Monday, January 25, 2016

How could Jerome's novel Three Men in a Boat be seen as a modern travelogue?

Traditionally, older-style travel narratives take us on historical trips of discovery and exploration. For example, we can still go to the remote Galapagos Islands with Charles Darwin through the pages of The Voyage of the Beagle (1839). We can get close to his ground-breaking studies of the finches and the tortoises. Most of us will never get a chance to go to the islands ourselves. So we can read about what it was like to be among the few first explorers of the area and to witness its raw nature, back in the 1830s.


Three Men in a Boat is hardly in the same category. First of all, the story is fiction. Jerome K. Jerome indeed went on Thames trips with his real-life friends George Wingrave (aka George) and Carl Hentschel (aka William Samuel Harris). But he merged and fictionalized some of them into the sequence of events we read here. He invented the dog, Montmorency. And this group was not going where no man had gone before. Taking such boat trips along the course of England’s most important river had come into fashion in the 1870s. By the time this book was released in 1889, it was a fad. According to the web site of the Jerome K. Jerome Society:



Boating on the Thames became the latest craze: in 1888, the year in which Jerome wrote Three Men in a Boat, there were 8,000 registered boats on the river; by the following year there were 12,000. Jerome was therefore writing about the “in thing” – the book doubtless swelled the number of boating fans – though the three friends had caught the bug earlier than most.

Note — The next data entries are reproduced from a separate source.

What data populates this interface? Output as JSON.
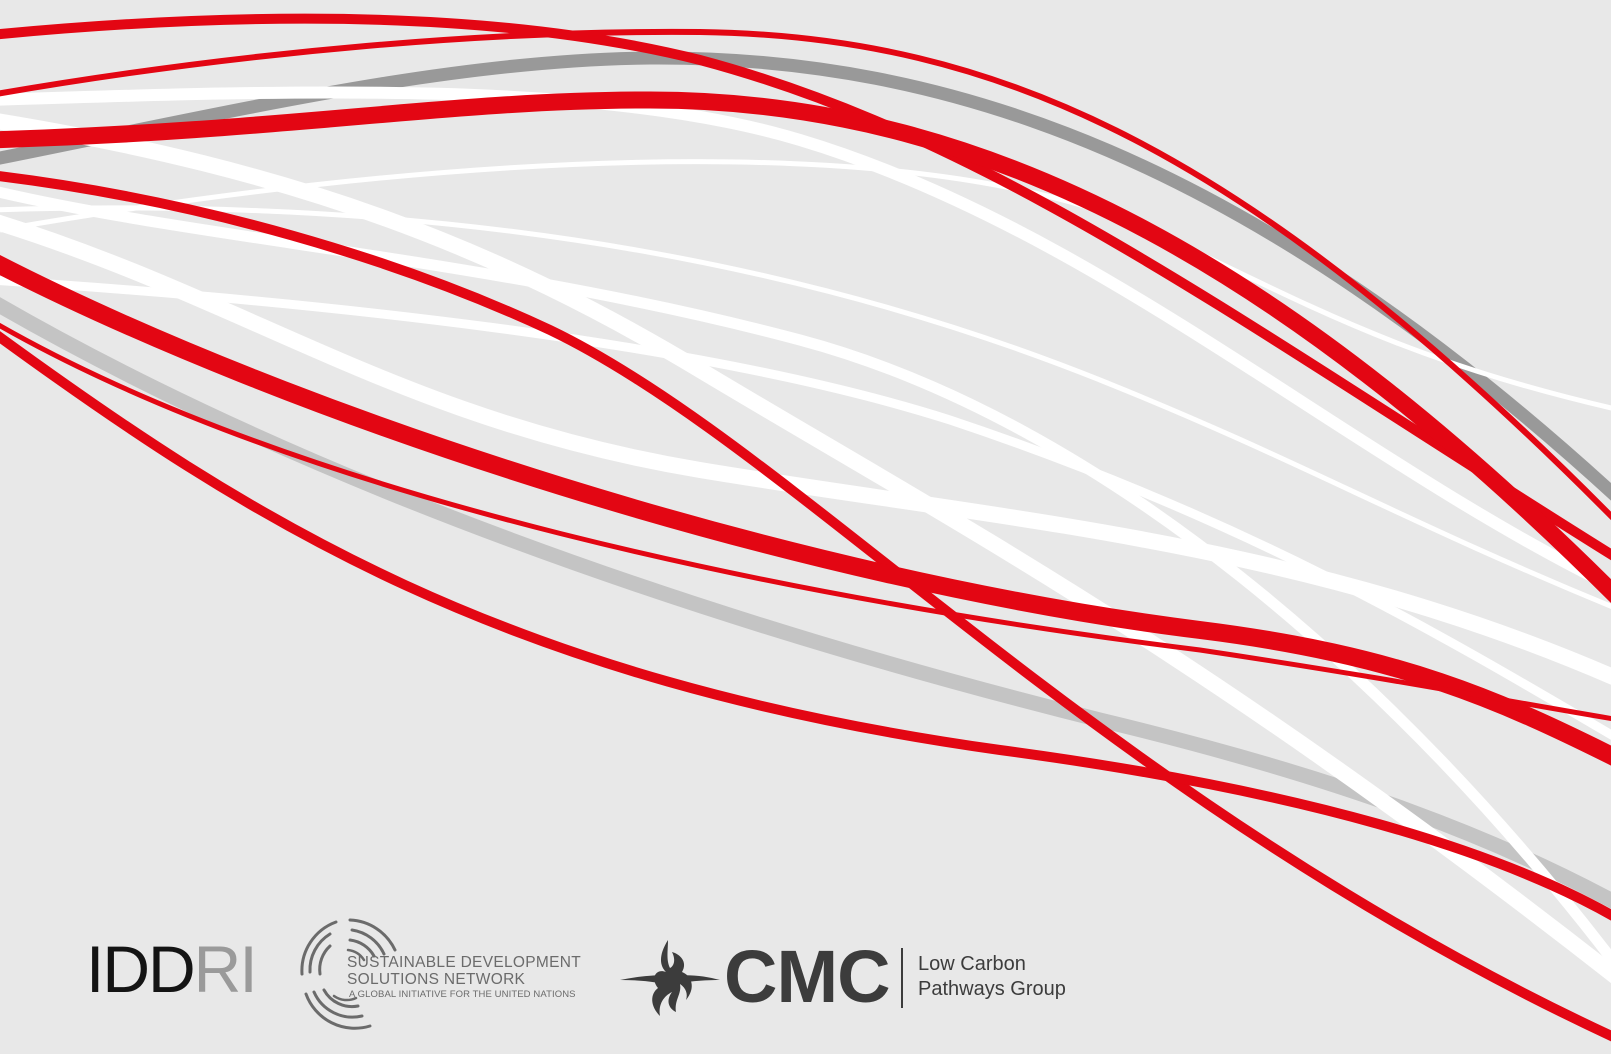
{
  "background_color": "#e8e8e8",
  "wave_colors": {
    "red": "#e30613",
    "white": "#ffffff",
    "gray_dark": "#999999",
    "gray_light": "#c4c4c4"
  },
  "logos": {
    "iddri": {
      "part1": "IDD",
      "part2": "RI",
      "color_dark": "#141414",
      "color_light": "#9a9a9a"
    },
    "sdsn": {
      "line1": "SUSTAINABLE DEVELOPMENT",
      "line2": "SOLUTIONS NETWORK",
      "line3": "A GLOBAL INITIATIVE FOR THE UNITED NATIONS",
      "icon": "concentric-arcs-icon"
    },
    "cmc": {
      "wordmark": "CMC",
      "tag_line1": "Low Carbon",
      "tag_line2": "Pathways Group",
      "icon": "flame-icon"
    }
  }
}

Additionally, this is a trip that can still be done by nearly anyone today. It is said that many of the same pubs and inns mentioned in the text are still in operation. In summary: this modern travelogue is a work of creative writing and fiction; it travels along relatively familiar and easy-to-reach territory; and it can be replicated. It can inspire new readers to one day make the trip in person themselves.